Rein rechnerisch ergäbe sich nach Angaben des Instituts ein Bedarf an bis zu 185.000 neuen Arbeitskräften in der Privatwirtschaft, sollten die zuletzt 1,8 Millionen jährlich gegen Bezahlung geleisteten Überstunden per Gesetz eingedämmt werden. „Machbar“ sei dabei die Streichung von maximal 40 Prozent der geleisteten Mehrarbeit, um Neueinstellungen zu fördern.

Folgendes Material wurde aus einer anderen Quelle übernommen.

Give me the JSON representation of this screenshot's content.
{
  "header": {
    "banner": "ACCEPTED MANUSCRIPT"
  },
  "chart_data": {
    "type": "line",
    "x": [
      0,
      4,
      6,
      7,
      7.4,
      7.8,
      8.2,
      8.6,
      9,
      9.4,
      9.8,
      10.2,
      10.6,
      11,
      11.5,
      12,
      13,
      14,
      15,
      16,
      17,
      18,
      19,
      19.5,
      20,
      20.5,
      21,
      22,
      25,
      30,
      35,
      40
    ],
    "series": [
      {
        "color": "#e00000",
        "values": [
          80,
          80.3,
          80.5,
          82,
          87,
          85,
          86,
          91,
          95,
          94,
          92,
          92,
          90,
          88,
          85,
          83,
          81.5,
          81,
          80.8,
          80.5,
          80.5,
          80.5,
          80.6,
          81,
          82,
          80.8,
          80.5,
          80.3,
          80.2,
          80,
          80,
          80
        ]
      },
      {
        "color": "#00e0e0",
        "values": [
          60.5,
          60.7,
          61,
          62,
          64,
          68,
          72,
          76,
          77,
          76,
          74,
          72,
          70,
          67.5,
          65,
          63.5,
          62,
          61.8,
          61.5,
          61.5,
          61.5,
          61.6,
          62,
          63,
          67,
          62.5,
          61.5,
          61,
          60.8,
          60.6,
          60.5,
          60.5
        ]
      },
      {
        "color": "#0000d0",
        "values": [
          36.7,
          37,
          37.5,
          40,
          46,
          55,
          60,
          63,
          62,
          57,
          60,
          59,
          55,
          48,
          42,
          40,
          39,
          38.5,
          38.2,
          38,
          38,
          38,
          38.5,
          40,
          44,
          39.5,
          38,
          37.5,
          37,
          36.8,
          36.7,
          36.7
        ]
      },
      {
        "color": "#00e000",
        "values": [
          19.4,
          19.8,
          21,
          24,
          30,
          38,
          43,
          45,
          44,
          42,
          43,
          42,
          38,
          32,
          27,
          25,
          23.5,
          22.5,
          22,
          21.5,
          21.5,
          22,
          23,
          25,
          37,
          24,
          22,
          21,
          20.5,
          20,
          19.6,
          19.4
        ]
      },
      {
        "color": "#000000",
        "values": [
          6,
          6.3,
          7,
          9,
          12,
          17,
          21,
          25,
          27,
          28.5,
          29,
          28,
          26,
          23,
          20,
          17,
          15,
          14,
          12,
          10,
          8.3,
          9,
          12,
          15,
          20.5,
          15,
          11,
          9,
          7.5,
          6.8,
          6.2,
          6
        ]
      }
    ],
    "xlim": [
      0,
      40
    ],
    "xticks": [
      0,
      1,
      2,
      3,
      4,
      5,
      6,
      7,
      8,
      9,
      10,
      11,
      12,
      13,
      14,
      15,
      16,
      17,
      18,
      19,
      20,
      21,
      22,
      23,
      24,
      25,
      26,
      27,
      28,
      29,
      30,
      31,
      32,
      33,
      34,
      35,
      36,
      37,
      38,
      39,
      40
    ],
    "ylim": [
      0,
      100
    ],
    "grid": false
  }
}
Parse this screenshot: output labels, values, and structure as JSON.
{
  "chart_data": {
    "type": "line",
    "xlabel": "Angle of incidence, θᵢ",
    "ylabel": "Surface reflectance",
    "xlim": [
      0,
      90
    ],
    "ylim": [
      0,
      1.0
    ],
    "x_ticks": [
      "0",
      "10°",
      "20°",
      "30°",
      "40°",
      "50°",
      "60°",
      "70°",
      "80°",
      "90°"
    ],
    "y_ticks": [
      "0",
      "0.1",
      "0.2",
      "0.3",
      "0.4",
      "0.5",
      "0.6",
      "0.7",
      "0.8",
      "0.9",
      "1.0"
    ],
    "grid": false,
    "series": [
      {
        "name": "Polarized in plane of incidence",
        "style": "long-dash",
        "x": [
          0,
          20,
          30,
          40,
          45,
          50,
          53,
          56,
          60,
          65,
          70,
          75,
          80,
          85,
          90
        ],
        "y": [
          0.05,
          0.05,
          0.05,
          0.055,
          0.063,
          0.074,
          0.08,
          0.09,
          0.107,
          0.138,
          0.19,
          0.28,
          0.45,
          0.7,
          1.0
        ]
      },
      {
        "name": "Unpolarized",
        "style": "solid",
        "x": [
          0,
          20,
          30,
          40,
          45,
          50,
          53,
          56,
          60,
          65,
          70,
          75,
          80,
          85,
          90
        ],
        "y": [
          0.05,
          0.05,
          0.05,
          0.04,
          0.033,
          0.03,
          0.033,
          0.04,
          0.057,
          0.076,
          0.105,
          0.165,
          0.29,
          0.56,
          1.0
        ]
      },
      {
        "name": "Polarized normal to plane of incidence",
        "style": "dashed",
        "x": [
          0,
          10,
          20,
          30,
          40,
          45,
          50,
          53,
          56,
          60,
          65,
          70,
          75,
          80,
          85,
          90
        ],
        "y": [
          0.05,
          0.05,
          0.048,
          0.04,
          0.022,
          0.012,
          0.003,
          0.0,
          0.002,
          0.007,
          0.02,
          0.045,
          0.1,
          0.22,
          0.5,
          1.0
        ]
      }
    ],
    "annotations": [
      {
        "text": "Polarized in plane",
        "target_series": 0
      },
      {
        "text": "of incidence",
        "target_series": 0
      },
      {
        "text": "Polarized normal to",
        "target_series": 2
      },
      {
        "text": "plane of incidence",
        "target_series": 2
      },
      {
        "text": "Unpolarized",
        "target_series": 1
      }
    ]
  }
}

Das Rechenspiel stößt sich nach Angaben der Wirtschaftsforscher jedoch an Praxis und Struktur des Arbeitsmarktes: Das Gros der bezahlten Mehrarbeit falle in höher qualifizierten Bereichen an, für die nur schwer Ersatz auf dem Arbeitsmarkt beschafft werden könne. Viele Erwerbslose seien unterqualifiziert oder gesundheitlich beeinträchtigt und könnten die potenziell entstehenden Lücken somit kaum schließen.

Neueinstellungen wären laut DIW fast ausschließlich in gering qualifizierten Bereichen zu erwarten und dies auch nur in minimalem Umfang. Vor allem in Westdeutschland müssten Facharbeiter und qualifizierte Angestellte indessen mit „nennenswerten“ finanziellen Einbußen rechnen, würden ihnen die bezahlten Überstunden gestrichen.

Als Hauptgrund für ihre pessimistische Einschätzung nannten die Wirtschaftsforscher den Trend zu unbezahlter Mehrarbeit in Deutschland: Vielfach werde Mehrarbeit per Freizeitausgleich abgegolten oder mit Hilfe von Arbeitszeitkonten aufgefangen, was den Spielraum für potenzielle Beschäftigungseffekte einenge. Auch sei verstärkt zu beobachten, dass Überstunden gar nicht erst erfasst, sondern ab einer gewissen Gehaltsstufe automatisch und ohne gesonderte Abrechnung erwartet würden.